September 20 - 25, 2009 Miami, Florida
   
Tim Pierson | Data Sentry

President
Data Security

Tim Pierson has been a technical trainer for the past 23 years and is an industry leader in both Security and Virtualization.  He has been the noted speaker at many industry events including Novell's Brainshare, Innotech, GISSA and many military venues including the Pentagon and numerous nuclear facilities addressing security both in the US and Europe.  He is contributor to Secure Coding best practices and Coauthor of Global Knowledge Windows 2000 bootcamp.  Current projects include contributing author of  "VMware Virtual Infrastructure Security:-Securing ESX and the Virtual Environment" to be released April 2009 by Pearson publishing and has done work for the bimonthly Virtualization Security Roundtable Podcast available as a download on iTunes and Talk Shoe.

Topic 1:
 
Security of Virtualization as a Service, the key to Cloud Security (Joint Presentation with Edward Haletky)

Securing Virtualization as a Service is the beginning to securing the Cloud.

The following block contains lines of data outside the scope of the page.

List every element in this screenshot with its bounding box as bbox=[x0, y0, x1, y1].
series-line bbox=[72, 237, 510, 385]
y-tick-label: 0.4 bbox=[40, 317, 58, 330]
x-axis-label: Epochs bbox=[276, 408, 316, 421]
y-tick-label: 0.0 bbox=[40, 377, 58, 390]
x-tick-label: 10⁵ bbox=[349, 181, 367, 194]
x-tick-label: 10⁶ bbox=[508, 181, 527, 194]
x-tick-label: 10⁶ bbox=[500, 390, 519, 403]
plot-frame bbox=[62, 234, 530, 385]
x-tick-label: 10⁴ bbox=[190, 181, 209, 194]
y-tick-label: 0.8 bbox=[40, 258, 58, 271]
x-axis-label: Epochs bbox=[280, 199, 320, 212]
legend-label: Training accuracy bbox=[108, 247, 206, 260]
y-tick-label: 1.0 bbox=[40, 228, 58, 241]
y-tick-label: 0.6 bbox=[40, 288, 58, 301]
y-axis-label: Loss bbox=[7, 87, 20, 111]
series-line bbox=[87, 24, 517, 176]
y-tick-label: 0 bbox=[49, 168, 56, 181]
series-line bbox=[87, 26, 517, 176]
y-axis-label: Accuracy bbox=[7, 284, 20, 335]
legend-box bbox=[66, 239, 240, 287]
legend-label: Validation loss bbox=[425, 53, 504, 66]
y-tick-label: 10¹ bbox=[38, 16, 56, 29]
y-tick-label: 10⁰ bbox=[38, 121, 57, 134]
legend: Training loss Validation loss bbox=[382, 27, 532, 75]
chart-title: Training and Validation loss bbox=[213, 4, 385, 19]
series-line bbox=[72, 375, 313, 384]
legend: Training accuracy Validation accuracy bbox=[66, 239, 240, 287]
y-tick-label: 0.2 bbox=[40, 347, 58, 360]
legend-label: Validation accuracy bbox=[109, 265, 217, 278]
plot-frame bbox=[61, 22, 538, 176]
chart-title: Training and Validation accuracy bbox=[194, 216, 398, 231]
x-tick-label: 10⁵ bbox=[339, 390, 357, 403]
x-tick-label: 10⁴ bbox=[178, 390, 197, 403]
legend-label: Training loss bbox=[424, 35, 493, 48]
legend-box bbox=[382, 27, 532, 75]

However, in order to understand how to secure virtualization as a service we need to understand the fundamentals of virtualization security as well as the complexities involved with unified network fabrics.This presentation will show how all the pieces fit together so that you can create a secure virtualization as a service; the beginnings of the Cloud.
 
Topic 2: (Reserve)

Secure Coding

The Applications that run on our servers, desktops, and networking equipment are the attack surface that hackers currently target.  At one time it was the operating systems that were vulnerable.  Now it is the applications that run on these operating systems.  Microsoft and others have done a pretty good job and tightening up their exposed attack surfaces at the operating system level, but if an application runs at the same authority as the operating system or administrator or root then a breach of those applications would result in the same failure as the operating system itself.  In this course we teach the developers and security personnel that oversees departments that run custom tailored or specifically crafted applications how to secure them.  We go into depth to explain each vulnerability and then map that back to a particular language where it would apply.  The course is not language specific although knowing a programming language or at least program logic is required.  You will be exposed to today's modern languages and what makes them secure or in some cases insecure.  And mostly how to secure what you yourself are developing.